I have looked at the “The CUDA Compiler Driver - NVCC” manual supplied with the CUDA toolkit and there is little to no description about how different optimization levels affect code generation by nvcc, ptxas, and nvopencc.
I would appreciate any assistance in understanding this issue better and if trying to get the -O2 and greater optimization levels to work would result in additional performance improvement (-O0 and -O1 result in the same performance).
Thanks,
dpe
PS I have heard reports that these launch failures do not occur when running with a Tesla C1060 vs. my GTX 260 Maxcore. I have not experienced this type of runtime failure for any of the examples supplied with the SDK.
Somebody just pointed me at this–if you could post a self-contained repro case, I can send it to the compiler team. -O2 and -O3 shouldn’t break anything; this seems like a bug. However, getting OpenCurrent to build will probably take me a fair amount of time, so a self-contained repro case would be extremely helpful.
I think you should look at the issue report I have linked to in the posting. It would be difficult to provide you with an entirely self-contained issue (repro) case. since that would practically require me to repackage and send to you the entire OpenCurrent software package. I do agree that this problem is runtime related and is a bug in the compilation system and possibly with how the CUDA trajectory components interact with the hardware texture units.
I have found that getting OpenCurrent to build is fairly easy along with running the unit tests, please follow the instructions provided with project. Some modification was required to get all of the unit tests to run on my GTX 260 Maxcore because of less device memory than the testing which apparently was for a Tesla C1060-like system. The OpenCurrent project maintainer may be able to provide some additional assistance.
I think the biggest difficulty may be getting it to run on the hardware I have (GTX 260 Maxcore OC).

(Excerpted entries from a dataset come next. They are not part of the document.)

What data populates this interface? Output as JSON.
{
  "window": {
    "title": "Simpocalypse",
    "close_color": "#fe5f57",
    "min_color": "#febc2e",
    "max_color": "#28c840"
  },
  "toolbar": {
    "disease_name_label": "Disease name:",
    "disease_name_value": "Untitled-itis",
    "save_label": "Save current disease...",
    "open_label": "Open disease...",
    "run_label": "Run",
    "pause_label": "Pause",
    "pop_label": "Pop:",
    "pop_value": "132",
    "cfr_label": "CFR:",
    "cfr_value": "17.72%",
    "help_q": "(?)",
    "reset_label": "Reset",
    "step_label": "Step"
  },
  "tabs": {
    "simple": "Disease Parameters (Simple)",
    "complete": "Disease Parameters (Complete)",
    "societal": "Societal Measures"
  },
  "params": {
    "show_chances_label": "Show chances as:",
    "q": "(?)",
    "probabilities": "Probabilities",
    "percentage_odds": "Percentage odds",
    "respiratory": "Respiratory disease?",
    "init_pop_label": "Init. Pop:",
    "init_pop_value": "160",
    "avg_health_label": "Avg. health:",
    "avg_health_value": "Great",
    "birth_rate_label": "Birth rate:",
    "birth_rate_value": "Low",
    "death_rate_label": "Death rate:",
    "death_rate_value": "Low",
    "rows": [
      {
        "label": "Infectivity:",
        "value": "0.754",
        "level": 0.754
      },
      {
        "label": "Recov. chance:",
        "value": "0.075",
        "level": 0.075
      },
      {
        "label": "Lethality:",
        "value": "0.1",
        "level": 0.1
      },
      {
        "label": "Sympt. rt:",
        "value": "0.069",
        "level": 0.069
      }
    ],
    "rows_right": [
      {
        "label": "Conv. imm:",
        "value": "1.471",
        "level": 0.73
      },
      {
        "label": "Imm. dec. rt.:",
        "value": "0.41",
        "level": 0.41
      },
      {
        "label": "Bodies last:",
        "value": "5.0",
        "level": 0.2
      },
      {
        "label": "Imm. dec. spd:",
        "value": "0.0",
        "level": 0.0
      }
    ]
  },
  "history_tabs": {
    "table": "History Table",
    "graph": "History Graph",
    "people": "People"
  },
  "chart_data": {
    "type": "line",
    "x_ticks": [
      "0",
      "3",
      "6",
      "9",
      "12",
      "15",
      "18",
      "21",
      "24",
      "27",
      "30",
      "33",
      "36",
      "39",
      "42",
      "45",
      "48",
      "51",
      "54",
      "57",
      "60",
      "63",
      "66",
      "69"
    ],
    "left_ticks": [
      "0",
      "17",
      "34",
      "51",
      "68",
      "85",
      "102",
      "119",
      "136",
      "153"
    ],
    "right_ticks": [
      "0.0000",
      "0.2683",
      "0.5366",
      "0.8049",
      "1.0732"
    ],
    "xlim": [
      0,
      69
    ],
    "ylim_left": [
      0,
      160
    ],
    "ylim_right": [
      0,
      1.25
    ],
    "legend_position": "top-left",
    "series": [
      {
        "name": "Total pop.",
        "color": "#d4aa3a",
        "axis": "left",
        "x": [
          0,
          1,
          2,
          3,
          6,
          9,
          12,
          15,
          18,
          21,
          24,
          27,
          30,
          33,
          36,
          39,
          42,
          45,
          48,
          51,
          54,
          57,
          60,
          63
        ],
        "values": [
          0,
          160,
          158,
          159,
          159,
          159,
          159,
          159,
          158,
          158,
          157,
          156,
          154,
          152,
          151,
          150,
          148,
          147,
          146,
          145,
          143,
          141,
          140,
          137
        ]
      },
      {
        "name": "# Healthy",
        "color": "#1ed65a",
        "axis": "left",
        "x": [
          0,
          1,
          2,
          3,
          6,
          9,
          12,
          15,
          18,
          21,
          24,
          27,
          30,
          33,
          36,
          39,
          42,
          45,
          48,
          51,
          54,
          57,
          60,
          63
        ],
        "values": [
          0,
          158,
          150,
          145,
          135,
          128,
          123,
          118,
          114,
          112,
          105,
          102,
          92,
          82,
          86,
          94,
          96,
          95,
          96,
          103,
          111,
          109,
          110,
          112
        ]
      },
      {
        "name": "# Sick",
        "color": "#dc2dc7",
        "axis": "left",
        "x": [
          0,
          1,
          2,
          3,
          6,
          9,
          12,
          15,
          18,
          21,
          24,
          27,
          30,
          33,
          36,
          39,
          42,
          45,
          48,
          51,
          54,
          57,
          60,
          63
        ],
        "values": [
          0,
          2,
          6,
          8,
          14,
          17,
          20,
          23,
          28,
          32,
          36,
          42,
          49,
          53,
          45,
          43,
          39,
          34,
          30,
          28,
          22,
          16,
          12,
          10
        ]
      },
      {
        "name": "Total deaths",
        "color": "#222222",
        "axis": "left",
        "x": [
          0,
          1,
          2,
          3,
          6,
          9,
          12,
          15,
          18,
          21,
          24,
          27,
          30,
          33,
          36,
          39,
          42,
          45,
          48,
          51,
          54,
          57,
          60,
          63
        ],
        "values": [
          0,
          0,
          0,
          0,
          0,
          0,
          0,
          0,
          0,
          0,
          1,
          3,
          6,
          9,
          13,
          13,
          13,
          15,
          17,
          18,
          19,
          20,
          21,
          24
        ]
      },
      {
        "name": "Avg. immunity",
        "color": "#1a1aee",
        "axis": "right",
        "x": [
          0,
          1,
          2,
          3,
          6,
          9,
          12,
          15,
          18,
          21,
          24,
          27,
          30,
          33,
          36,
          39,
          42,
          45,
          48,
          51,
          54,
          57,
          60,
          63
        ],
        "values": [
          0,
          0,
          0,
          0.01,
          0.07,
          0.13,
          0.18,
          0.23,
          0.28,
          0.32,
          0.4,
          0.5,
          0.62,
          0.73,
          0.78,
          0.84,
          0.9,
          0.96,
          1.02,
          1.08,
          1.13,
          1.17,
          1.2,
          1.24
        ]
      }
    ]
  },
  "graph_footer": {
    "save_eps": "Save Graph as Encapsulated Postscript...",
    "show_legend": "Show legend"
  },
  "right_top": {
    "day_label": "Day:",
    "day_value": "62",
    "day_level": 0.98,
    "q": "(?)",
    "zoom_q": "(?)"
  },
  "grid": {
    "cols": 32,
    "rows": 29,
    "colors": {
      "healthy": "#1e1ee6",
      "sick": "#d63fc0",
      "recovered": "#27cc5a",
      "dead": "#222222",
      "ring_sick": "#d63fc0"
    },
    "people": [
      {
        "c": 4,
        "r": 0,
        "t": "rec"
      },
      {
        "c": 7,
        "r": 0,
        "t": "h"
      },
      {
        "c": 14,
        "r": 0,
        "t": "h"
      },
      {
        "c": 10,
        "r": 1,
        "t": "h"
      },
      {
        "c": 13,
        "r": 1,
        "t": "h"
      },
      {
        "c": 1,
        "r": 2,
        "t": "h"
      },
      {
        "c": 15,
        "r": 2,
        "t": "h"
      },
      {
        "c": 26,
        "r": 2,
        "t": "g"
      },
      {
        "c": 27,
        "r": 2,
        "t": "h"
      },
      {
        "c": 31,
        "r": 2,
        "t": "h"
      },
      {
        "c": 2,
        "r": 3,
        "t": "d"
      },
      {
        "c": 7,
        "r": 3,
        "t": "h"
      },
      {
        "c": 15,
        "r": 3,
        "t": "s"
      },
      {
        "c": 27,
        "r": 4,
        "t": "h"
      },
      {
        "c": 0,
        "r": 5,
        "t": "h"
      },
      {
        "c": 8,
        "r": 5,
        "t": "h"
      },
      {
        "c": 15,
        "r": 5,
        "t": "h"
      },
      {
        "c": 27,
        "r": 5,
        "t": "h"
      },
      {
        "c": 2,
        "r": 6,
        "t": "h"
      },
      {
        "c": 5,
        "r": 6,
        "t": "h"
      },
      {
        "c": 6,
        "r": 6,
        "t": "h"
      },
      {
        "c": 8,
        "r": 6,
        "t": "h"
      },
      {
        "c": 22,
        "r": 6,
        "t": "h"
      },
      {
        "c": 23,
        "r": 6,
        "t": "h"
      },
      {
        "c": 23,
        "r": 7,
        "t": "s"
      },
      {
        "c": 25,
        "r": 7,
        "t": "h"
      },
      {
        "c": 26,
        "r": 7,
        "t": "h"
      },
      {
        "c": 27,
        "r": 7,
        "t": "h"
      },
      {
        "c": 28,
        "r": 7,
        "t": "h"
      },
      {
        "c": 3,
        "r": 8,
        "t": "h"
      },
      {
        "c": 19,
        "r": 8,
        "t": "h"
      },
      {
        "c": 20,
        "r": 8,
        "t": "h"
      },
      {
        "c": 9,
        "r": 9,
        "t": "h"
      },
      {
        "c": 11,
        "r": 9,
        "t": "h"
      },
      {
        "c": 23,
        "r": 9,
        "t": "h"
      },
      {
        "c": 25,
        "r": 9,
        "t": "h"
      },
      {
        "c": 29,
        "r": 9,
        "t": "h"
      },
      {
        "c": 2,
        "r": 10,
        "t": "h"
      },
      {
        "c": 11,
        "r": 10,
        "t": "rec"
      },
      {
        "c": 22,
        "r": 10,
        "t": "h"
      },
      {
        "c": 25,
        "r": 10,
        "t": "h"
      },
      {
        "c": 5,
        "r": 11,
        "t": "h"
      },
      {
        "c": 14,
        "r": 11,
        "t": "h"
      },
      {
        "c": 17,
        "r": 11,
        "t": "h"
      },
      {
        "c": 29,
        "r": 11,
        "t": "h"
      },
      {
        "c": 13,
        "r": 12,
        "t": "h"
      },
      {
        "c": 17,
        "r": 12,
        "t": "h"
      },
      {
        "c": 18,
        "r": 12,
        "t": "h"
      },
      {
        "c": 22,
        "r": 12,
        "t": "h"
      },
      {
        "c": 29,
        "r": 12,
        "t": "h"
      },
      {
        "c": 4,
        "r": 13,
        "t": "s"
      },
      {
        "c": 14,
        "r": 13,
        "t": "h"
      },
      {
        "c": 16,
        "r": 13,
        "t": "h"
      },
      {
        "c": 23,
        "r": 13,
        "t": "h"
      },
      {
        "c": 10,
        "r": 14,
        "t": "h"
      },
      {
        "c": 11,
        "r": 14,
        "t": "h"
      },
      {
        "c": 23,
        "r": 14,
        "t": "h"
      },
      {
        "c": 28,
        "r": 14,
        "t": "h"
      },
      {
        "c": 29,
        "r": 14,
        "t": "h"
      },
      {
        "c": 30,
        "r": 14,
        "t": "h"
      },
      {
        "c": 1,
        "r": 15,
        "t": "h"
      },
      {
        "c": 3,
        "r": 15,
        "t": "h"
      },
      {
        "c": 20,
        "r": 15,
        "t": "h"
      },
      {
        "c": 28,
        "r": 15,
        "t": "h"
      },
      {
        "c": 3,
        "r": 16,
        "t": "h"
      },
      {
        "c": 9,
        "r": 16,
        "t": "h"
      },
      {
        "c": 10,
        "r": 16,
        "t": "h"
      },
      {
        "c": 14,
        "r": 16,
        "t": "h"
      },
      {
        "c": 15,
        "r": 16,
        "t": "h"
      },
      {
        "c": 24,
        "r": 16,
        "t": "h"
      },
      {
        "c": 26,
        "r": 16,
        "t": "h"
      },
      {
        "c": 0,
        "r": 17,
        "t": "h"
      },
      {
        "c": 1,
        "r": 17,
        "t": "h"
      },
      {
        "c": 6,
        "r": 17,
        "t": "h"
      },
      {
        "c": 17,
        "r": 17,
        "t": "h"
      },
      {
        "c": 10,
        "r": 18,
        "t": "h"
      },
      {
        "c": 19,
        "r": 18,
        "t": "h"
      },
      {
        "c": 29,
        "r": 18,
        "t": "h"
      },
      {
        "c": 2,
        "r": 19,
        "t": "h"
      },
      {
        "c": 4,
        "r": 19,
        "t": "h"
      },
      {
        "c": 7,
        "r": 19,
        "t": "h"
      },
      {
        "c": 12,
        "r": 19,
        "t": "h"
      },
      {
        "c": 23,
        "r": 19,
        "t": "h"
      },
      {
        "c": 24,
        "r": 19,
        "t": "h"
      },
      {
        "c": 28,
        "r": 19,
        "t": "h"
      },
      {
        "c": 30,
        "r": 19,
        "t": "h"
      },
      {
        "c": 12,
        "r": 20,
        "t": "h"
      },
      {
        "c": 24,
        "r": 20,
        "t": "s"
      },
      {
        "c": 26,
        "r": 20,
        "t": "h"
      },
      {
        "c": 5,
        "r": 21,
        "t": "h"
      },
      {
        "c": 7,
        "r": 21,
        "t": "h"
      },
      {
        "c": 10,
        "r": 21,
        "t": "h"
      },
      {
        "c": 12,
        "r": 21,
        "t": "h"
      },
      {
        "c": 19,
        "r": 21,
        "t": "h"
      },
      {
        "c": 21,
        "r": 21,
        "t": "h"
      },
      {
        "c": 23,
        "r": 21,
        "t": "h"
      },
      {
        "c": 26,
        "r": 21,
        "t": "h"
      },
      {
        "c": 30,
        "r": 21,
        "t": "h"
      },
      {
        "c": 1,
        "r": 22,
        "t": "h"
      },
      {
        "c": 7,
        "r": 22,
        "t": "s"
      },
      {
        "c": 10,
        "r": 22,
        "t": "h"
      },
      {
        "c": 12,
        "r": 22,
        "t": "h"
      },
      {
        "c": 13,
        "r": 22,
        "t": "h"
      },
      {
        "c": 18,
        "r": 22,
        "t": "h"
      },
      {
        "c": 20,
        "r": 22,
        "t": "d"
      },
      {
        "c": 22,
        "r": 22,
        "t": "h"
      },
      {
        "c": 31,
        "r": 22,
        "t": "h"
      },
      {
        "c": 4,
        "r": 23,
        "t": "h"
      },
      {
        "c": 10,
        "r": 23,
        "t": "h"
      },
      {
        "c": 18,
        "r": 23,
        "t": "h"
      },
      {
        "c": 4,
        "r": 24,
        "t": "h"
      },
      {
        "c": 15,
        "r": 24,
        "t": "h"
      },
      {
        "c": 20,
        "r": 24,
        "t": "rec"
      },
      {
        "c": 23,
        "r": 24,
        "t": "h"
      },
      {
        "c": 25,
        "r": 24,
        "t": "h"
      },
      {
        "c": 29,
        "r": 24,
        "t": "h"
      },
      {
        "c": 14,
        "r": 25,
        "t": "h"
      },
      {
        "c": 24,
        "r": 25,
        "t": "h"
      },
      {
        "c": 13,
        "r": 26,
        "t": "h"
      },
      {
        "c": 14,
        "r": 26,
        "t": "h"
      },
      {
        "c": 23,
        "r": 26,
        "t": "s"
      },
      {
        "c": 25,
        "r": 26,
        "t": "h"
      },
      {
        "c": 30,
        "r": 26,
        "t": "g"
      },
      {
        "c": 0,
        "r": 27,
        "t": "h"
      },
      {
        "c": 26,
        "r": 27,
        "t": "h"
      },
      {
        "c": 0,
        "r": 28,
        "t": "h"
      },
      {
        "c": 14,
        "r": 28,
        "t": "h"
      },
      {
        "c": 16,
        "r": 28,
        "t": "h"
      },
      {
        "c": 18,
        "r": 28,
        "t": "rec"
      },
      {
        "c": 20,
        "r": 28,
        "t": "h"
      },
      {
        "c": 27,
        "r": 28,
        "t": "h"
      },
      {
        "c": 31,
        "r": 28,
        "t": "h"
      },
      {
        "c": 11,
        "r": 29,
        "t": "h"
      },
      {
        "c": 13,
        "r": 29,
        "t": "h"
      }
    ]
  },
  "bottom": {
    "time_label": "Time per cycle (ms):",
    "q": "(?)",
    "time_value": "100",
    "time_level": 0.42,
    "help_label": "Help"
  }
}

I also believe that NVIDIA can assist developers by better explaining what do the various optimization levels do with regards to parallel code generation and register file usage. This device is inherently parallel in nature being a SIMT-based system and programmers who do not understand the intricacies of parallel programming can inadvertently create race conditions, etc. The next generation Fermi products are going to allow multiple concurrent kernel execution, making reasoning about the correctness of the code produced by programmers that much more difficult. See the Fermi White Paper (pg. 18).
I agree - a list of compiler optimizations could be very useful in general, since it would take some of the guesswork out of optimizing. If you know the compiler is going to perform a specific optimization, it lets you better spend optimizing time on other parts of code. In addition, understanding the optimization that the compiler does allows you to design cleaner code by using the knowledge of how the compiler can restructure certain constructs.
In short, a good knowledge of the inner workings of the optimizer can help a good deal with productivity, since you don’t have to stab in the dark to figure out what the optimizer is actually doing.